About 60 percent of the retail trade in the region is tied either directly or indirectly to visitor spending.
So is 54 percent of its construction and 76 percent of the market for rental real estate, says the study by Dean Runyan Associates of Portland, Ore.
"Tourism is a key part of our economy," said Teshara.
Among major findings of the $43,000 study:
* Visitors to the north Lake Tahoe area spent $355 million in 2002.
Although travel spending increased by an annual average of 3.1 percent from 1997 through 2002, most of the increase occurred in the late 1990s.
* Tourism directly generated 5,000 jobs with total earnings of $111 million in the north Lake Tahoe area the study didn't include Incline Village or Truckee while visitor-related construction and real estate activity created another 1,000 jobs.
As visitor-related dollars flowed through the economy, another 900 jobs were created.
* Average annual earnings in the area were $28,000 in 2002.
Looking at other major resort markets in the West, Dean Runyan found that average wages ranged from $41,400 at Aspen, Colo., to $24,500 at Park City, Utah.

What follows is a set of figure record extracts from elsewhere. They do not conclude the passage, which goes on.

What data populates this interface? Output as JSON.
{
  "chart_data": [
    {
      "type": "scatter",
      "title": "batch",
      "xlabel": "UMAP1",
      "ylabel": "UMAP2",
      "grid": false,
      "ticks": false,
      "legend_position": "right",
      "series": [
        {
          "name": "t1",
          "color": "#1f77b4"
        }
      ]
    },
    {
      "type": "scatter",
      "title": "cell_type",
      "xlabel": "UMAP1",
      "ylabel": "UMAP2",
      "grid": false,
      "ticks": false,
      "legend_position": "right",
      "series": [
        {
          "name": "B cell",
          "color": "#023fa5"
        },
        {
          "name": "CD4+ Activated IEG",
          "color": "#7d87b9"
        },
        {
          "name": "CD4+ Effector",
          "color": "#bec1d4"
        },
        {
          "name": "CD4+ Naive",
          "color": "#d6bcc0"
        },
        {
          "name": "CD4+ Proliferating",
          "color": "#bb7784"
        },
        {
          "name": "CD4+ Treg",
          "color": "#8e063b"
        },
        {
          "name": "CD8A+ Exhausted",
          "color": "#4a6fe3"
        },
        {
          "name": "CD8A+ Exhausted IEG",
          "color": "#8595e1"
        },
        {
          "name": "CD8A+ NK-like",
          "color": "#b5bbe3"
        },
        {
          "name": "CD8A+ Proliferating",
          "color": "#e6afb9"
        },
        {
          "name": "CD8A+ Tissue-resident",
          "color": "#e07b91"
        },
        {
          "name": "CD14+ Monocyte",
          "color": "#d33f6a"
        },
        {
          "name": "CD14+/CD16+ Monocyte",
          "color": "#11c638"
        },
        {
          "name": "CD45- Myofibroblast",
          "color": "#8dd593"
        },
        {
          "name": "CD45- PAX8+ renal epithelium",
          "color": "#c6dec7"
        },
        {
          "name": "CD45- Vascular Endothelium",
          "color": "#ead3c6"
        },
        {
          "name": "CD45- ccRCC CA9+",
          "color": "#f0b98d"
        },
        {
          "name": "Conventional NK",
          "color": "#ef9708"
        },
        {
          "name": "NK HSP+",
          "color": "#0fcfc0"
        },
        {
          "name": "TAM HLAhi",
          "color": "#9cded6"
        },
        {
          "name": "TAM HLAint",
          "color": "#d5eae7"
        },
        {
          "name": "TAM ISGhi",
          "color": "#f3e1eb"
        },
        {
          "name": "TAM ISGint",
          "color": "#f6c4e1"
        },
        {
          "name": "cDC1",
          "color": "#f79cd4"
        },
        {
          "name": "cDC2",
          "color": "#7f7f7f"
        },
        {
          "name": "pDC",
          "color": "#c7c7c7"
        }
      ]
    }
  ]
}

* Median household income in the area is $48,500.
Again, that lags other Western resorts.
The median household income at Vail, Colo., is $62,700; the figure at Park City is $65,000.
* About 40 percent of the earnings in the north Lake Tahoe area are dependent on the leisure industry.
That's the highest of any of the six resort markets studied by Dean Runyan.
At Aspen, for instance, 22 percent of the earnings were leisure-related; at Sun Valley, Idaho, the figure was 15 percent.
* Visitors in 2002 spent $74 million on lodging (including condominiums and rented homes), $75 million on food and drink, $128 million on recreation and $79 million on retail purchases.
The study also found that the growth of population and jobs at the north shore lags the other resort markets.
The area posted a 3.2 percent average annual growth rate through the 1990s.
Among the other resorts studied by Dean Runyan, both Park City and Vail posted annual population growth rates exceeding 6.5 percent.
Much of the north Lake Tahoe area falls within the territory governed by the Tahoe Regional Planning Agency, which keeps tight control on growth within the Lake Tahoe basin.
Moreover, Teshara said, many residents of the region support control of population growth to protect the area's natural splendors.
"We don't see the fact that we're not No.
1 in growth as a bad thing," he said.
The nearby Truckee area, which is linked economically to north Lake Tahoe but falls outside the TRPA boundaries, posted annual growth that averaged 4.3 percent during the 1990s.
The study found that about 1,500 homes were built at north Lake Tahoe during the 1990s, and another 350 rental units for visitors were added.
Rented homes and condos account for about 31 percent of the spending on lodging in the area just a hair behind the 32 percent spent on hotel and motel rooms.